Egger's regression test was used to evaluate the small-study effects.
Interstudy heterogeneity was tested using the Cochran Q statistic (t2) at a significance level of P < 0.10 and quantified by the I2 statistic. An I2 value ≥50% is considered to indicate substantial heterogeneity. All results are presented as RR/OR/HR/WMD with 95% CIs, using the Mantel–Haenszel method with a random-effects model.
Excess significance test was conducted to investigate whether the observed number of studies with significant results differed from the expected number of significant studies using the χ2 test.
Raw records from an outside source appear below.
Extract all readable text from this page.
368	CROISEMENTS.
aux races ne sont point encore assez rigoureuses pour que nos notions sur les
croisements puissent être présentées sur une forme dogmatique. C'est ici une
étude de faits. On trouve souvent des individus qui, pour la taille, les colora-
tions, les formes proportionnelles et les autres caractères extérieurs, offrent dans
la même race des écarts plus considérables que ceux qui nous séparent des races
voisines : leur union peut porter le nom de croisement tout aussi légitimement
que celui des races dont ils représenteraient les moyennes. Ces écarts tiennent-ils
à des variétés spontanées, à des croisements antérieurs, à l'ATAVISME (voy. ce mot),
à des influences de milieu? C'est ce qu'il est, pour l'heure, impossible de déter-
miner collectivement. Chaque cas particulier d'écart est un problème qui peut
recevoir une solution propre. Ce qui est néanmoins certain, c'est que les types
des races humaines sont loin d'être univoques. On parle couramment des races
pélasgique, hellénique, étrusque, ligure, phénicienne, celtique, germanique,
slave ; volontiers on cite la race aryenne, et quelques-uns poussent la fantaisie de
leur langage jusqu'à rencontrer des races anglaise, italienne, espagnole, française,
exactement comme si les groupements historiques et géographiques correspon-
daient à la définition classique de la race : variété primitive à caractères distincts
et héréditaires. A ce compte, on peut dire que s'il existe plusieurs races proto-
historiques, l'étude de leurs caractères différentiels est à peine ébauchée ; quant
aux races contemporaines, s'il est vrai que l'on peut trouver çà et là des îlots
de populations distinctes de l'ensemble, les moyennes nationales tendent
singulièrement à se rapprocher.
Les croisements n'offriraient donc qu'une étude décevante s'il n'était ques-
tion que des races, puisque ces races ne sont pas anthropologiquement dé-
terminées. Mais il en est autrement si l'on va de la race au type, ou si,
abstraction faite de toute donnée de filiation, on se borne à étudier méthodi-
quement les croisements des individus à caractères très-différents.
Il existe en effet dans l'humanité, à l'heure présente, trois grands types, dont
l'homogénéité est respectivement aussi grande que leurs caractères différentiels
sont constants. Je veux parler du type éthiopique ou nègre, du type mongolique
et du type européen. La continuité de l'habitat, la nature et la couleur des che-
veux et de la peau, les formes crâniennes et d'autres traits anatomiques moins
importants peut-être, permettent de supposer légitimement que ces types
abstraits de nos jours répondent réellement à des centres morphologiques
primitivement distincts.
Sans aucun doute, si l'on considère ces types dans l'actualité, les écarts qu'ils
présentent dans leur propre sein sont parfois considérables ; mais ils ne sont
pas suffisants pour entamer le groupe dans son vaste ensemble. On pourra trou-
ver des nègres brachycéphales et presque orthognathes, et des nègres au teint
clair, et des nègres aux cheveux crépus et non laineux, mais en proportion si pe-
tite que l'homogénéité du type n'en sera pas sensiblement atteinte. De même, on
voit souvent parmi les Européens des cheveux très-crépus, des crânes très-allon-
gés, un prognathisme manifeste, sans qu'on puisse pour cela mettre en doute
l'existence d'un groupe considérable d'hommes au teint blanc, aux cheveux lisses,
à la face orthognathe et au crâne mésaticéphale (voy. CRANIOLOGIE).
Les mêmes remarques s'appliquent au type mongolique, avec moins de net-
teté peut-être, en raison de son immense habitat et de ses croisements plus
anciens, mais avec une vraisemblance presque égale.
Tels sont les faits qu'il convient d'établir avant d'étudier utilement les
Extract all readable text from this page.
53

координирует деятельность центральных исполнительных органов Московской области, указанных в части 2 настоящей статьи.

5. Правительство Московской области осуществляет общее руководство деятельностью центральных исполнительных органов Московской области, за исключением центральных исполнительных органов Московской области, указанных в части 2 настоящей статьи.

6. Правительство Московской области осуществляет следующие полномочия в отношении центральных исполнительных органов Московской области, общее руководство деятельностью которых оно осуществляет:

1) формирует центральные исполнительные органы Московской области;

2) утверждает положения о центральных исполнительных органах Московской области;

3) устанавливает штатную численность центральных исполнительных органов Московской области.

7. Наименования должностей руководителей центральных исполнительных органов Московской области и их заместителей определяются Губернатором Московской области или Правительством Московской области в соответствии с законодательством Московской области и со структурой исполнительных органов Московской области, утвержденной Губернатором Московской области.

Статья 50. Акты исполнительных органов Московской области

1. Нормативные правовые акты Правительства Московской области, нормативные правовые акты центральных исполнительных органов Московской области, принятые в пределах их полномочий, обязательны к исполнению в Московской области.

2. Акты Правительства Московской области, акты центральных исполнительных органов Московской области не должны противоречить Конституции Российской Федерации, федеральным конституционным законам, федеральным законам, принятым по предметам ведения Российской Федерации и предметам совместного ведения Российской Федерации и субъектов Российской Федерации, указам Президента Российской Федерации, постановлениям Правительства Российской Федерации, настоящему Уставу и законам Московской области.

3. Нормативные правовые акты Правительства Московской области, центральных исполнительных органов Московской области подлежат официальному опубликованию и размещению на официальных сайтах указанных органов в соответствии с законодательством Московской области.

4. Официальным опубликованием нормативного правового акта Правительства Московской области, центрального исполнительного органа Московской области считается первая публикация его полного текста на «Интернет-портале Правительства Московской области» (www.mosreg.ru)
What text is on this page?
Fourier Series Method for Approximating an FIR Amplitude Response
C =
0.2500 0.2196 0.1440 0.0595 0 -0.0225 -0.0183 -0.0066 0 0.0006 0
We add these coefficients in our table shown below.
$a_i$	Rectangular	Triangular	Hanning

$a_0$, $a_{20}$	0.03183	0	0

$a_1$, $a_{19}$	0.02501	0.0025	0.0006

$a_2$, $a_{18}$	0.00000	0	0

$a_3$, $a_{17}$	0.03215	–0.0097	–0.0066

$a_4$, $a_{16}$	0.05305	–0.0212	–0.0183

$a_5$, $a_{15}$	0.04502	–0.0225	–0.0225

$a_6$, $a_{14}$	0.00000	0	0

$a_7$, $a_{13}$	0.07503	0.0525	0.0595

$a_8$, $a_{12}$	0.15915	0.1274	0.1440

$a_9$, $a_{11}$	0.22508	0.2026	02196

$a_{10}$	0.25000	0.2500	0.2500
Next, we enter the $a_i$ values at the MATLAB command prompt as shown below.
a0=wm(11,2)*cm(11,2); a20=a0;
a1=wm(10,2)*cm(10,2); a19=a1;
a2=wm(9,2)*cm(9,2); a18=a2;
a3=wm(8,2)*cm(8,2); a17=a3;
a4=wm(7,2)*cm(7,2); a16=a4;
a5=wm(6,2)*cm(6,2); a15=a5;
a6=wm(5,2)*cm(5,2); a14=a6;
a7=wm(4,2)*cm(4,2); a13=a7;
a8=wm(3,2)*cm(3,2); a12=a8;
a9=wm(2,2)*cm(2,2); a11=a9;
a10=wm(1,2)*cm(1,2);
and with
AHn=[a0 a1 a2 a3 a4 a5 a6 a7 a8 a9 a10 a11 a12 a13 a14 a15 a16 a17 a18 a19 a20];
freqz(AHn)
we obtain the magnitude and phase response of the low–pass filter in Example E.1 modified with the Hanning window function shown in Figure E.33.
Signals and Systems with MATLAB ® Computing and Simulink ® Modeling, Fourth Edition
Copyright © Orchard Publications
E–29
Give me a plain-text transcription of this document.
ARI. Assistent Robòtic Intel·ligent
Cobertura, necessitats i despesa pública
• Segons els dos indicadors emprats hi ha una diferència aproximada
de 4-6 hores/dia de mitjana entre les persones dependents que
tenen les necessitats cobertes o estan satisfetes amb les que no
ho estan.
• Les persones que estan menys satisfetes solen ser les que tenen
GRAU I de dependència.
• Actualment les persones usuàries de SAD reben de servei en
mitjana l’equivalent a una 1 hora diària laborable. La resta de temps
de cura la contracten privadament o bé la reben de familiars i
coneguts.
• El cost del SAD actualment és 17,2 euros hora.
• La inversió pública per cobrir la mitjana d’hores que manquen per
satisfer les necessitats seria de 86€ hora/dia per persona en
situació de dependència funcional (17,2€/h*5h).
Evidence class criteria: class I (convincing): statistical significance with P < 10−6, >1000 cases (or >20,000 participants for continuous outcomes), the largest component study reported a statistically significant effect (P < 0.05), 95% PI excluded the null, no large heterogeneity (I2 < 50%), no evidence of small-study effects (P > 0.10) or excess significance bias (P > 0.10); class II (highly suggestive): statistical significance with P < 10−6, >1000 cases (or >20,000 participants for continuous outcomes), the largest component study reported a statistically significant effect (P < 0.05); class III (suggestive): statistical significance with P < 10−3, >1000 cases (or >20,000 participants for continuous outcomes); class IV (weak): the remaining statistically significant associations with P < 0.05.
Discussion
Our updated meta-analyses included a total of 82 individual studies and examined the associations of TMAO with 18 unique health outcomes. Among them, 14 outcomes (all-cause mortality, CVD, MACE, stroke, hypertension, CVD mortality, SBP, BMI, CRP, TC, DM, GDM, GFR, CRC) were found to be significantly associated with TMAO concentrations. When we restricted meta-analyses to only include cohort studies, 11 outcomes (all-cause mortality, MACE, hypertension, CVD mortality, SBP, CRP, HDL cholesterol, LDL cholesterol, TC, DM, GFR) were still significantly associated with TMAO concentrations. The dose-response analyses revealed that circulating TMAO concentrations were positively associated with the risk of hypertension and MACE. After assessment of the evidence credibility, we found highly suggestive associations of TMAO concentrations with 6 health outcomes, including all-cause mortality, CVD mortality, MACE, hypertension, DM, and GFR.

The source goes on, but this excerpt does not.